Recruited to protect the Byzantine emperor, the Varangians stood shoulder to shoulder against all foes! Add this fearsome unit to your Hail Caeser army!
After the partition of the Roman Empire in the 3rd century, the eastern and western halves began to develop separately. While the Western Empire was ravaged by successive waves of barbarian horsemen, the Eastern Empire prospered – Constantinople became a thriving metropolis, protected by walls that wouldn’t be breached until 1204. From their seat on the Mediterranean and Black Sea, the Byzantine Emperors forged a nation that would dominate both Eastern and European politics for much of the middle ages.
The Varangian Guard began as a mercenary unit in the army of Basil I following a treaty with the Kievan Rus. Founded by Viking settlers along the Don, Dnieper and Vistula rivers, the Kievan Rus often clashed with the Byzantines to the south – one stipulation of the treaty was that the Rus provide a unit for the emperor’s army. While the treaty didn’t last, the use of mercenaries by the Byzantines did.

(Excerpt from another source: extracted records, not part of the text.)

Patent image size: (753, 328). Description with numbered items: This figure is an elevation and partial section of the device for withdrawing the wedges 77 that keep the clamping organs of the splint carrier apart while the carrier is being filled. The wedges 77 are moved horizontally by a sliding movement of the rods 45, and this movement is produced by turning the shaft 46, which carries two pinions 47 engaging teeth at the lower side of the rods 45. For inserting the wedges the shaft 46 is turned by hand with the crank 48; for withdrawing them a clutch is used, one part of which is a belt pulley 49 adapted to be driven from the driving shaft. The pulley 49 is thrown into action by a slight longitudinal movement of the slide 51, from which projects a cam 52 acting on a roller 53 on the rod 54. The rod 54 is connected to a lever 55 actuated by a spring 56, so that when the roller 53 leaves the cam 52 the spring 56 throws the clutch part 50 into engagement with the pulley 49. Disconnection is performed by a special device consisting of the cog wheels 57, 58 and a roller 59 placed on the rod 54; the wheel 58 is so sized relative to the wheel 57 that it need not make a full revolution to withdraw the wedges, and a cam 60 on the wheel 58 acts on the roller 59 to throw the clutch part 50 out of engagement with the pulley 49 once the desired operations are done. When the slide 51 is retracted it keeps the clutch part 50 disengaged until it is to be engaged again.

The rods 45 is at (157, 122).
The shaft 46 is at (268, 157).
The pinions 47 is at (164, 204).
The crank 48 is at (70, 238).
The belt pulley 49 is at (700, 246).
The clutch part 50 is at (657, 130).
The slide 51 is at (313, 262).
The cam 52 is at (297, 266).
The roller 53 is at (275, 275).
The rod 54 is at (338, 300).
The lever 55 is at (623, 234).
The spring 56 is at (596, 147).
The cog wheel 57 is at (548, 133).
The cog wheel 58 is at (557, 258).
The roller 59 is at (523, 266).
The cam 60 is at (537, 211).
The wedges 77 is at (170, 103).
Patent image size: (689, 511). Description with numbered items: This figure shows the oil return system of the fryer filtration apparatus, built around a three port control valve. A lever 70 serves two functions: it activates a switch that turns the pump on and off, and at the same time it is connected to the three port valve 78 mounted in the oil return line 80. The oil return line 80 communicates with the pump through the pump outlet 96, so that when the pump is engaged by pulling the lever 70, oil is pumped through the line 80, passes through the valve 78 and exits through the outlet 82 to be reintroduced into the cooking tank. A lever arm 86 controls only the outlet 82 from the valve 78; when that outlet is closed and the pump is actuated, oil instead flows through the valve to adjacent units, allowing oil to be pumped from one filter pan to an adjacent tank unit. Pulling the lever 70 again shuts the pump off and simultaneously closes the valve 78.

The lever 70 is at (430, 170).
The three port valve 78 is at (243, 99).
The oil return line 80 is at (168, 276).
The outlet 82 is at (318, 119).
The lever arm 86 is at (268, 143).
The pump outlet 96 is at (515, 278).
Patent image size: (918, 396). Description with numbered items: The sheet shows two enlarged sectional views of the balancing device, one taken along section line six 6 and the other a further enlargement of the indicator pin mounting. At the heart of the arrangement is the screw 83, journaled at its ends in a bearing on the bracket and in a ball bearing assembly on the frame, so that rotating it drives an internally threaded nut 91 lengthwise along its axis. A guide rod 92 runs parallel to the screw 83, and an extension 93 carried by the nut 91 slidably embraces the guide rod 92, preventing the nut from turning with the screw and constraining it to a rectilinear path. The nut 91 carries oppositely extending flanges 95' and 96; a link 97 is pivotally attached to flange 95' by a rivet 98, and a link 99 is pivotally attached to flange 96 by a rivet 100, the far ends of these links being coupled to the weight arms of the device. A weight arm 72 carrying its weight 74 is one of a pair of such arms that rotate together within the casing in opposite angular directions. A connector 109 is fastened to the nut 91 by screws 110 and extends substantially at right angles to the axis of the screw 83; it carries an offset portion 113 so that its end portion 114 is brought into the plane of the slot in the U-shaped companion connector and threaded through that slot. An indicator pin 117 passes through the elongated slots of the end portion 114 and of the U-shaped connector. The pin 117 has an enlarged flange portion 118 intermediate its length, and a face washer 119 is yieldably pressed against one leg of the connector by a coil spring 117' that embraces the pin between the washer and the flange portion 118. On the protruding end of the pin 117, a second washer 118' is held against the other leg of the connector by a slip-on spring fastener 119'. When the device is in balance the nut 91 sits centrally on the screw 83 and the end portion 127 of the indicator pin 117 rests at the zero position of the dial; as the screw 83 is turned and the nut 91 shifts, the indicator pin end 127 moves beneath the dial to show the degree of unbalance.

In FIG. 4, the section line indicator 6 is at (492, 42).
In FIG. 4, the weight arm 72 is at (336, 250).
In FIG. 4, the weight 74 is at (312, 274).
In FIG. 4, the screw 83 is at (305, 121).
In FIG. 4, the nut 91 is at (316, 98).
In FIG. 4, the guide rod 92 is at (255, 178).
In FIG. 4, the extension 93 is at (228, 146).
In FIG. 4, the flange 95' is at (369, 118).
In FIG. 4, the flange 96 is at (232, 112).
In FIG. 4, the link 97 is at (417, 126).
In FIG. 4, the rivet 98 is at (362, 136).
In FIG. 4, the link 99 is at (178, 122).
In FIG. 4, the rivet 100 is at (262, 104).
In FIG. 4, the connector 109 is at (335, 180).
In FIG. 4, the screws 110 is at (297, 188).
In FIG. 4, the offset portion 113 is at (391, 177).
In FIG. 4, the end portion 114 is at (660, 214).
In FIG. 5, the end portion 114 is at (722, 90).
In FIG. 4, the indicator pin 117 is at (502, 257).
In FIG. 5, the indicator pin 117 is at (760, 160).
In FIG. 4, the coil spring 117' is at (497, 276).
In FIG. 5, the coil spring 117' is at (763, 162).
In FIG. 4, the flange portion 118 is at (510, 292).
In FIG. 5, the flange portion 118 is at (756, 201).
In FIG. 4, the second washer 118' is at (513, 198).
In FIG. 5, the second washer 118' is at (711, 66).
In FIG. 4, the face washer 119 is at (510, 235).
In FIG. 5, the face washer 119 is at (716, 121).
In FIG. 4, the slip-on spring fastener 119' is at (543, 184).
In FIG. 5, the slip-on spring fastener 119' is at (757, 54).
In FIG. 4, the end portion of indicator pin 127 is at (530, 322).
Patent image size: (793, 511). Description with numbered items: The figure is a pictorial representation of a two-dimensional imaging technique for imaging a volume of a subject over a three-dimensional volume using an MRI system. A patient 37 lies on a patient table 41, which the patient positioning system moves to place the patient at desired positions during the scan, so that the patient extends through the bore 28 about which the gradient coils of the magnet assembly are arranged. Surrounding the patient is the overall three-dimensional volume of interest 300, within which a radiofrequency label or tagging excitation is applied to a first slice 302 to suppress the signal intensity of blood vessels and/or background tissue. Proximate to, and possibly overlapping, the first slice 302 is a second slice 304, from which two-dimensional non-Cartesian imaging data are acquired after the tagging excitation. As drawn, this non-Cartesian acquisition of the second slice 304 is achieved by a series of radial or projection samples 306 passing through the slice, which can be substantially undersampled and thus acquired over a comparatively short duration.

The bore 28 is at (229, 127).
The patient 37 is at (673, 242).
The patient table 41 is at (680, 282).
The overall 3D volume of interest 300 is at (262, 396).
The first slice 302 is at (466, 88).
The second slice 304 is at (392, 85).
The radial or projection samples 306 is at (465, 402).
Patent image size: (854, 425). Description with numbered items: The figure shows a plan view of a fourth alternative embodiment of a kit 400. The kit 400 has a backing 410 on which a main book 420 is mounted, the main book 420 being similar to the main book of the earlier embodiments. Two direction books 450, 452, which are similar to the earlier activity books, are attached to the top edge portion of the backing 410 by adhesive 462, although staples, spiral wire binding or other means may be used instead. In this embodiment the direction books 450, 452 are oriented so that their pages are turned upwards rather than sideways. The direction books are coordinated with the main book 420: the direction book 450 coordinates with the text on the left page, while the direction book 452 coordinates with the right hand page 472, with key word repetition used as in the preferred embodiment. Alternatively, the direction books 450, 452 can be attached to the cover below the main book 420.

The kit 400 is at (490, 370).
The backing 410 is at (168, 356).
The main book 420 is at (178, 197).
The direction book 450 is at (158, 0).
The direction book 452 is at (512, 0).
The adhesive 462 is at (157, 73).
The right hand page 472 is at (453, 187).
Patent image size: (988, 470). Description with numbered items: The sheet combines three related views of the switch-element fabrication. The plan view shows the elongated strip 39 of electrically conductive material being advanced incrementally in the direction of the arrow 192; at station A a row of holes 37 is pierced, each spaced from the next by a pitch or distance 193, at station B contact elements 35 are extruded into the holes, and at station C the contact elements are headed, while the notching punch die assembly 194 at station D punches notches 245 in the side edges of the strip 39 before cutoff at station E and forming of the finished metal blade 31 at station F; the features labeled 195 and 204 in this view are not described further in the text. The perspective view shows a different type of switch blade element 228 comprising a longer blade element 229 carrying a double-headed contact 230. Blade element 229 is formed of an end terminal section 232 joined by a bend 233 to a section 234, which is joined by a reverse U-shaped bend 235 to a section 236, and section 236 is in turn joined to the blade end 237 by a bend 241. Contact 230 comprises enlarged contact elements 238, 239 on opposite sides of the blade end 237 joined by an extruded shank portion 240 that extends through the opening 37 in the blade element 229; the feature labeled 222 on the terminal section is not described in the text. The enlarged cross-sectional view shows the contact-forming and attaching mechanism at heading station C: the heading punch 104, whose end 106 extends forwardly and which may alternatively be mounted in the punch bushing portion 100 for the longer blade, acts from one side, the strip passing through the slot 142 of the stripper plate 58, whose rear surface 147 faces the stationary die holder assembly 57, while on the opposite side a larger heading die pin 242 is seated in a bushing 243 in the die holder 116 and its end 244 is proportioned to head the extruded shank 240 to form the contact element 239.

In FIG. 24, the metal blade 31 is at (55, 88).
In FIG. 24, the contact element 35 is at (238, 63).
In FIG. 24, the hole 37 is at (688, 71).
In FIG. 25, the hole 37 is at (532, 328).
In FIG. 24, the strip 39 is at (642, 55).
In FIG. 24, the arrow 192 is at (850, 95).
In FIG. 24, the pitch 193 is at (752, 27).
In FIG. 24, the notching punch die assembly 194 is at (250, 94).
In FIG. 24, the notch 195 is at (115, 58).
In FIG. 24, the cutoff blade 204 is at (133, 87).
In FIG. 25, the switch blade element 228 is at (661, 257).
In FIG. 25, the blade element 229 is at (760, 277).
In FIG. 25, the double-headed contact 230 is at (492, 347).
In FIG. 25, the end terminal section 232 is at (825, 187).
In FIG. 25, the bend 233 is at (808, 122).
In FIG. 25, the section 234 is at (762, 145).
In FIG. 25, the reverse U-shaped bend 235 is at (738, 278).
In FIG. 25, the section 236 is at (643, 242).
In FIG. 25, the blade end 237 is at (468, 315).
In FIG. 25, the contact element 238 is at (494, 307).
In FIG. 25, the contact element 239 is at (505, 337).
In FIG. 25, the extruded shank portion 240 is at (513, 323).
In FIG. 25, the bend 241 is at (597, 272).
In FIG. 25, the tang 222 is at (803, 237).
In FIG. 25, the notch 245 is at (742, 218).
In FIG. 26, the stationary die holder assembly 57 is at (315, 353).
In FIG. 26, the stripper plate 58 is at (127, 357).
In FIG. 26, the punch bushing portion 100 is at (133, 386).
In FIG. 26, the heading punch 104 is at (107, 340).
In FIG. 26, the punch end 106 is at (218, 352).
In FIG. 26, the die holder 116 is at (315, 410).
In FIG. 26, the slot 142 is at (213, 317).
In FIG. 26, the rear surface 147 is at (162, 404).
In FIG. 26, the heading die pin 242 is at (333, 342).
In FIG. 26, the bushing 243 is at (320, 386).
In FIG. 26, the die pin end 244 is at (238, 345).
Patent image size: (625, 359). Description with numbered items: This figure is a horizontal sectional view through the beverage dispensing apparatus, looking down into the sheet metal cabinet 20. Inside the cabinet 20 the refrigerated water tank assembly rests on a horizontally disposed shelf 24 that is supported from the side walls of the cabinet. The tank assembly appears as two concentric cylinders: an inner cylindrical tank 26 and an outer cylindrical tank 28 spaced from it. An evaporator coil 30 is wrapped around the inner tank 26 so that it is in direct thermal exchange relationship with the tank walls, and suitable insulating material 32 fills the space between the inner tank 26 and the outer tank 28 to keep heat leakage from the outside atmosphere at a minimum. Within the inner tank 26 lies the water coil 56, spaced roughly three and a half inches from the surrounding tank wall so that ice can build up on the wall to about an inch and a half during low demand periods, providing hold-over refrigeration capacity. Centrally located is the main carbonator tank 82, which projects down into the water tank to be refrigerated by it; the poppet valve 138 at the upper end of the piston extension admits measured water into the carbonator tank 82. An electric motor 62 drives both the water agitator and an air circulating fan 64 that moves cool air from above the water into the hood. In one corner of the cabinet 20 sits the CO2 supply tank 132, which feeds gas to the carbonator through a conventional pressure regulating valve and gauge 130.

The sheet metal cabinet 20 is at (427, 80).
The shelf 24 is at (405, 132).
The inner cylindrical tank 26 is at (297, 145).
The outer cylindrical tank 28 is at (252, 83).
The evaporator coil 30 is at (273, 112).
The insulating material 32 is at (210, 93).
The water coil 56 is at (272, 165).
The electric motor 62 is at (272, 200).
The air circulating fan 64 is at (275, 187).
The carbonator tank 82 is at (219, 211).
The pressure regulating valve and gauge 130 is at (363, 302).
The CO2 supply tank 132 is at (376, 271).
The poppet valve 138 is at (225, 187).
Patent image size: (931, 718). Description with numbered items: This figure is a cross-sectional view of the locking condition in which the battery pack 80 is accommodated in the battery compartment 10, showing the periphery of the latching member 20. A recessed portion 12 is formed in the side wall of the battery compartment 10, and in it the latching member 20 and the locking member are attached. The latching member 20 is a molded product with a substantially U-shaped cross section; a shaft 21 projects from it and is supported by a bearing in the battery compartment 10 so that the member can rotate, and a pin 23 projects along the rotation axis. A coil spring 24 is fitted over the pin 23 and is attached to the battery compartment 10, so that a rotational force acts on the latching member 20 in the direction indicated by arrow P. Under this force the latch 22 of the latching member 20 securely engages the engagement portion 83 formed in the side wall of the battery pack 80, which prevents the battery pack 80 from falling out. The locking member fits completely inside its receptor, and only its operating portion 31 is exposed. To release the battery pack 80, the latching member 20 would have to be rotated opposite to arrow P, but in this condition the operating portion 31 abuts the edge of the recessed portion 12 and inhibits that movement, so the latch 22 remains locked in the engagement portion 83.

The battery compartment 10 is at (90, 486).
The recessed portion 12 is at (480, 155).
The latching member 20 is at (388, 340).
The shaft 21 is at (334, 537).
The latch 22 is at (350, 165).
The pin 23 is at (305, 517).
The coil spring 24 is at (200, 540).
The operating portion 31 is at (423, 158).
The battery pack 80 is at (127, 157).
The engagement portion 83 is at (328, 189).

Subsequent drafts of Kievan soldiers (sent because their former masters couldn’t afford to pay them), topped up the now-elite cadre of battle-hardened warriors, and by 971, the Varangian strength was close to 6,000 men.
” At first light they attacked, while a squadron of imperial flame-throwers sprayed the shore with Greek fire. Phocas’ men, roused from sleep, were powerless: their assailants swung their swords and battle-axes without mercy until they stood ankle-deep in blood. Few of the victims escaped with their lives.” – Historian J.J Norwich on the Varangian’s first battle under Byzantine leadership.
While the initial draft of Varangians came from the Rus, word spread of the vast riches earned in Byzantine service attracting both Viking and Anglo-Saxon adventurers to the Guard’s service. Notable guardsmen included the future king of Norway Harald Hadrada and the Icelander Bolli Bollason.
Following the defeat of King Harold at Hastings, many English soldiers fled Norman occupation and joined the Varangians, making the guard almost entirely English by the 11th century. English became the Varangian lingua-franca, to the point where they saluted their employer in it, rather than his local Greek.
Wargaming with the Varangians
If you’ve read last week’s article on Norman adventurers in Southern Italy, you’ll see plenty of opportunity for this elite cadre of mercenaries to squabble with their opposite numbers in Lombard service – a unit of hard-bitten Varangians is easy to assemble from our range of Vikings and Anglo-Saxons.
The Varangians are easily recognisable in contemporary sources because of their two-handed axes. They wore long mail coats and carried shields of various shapes and sizes.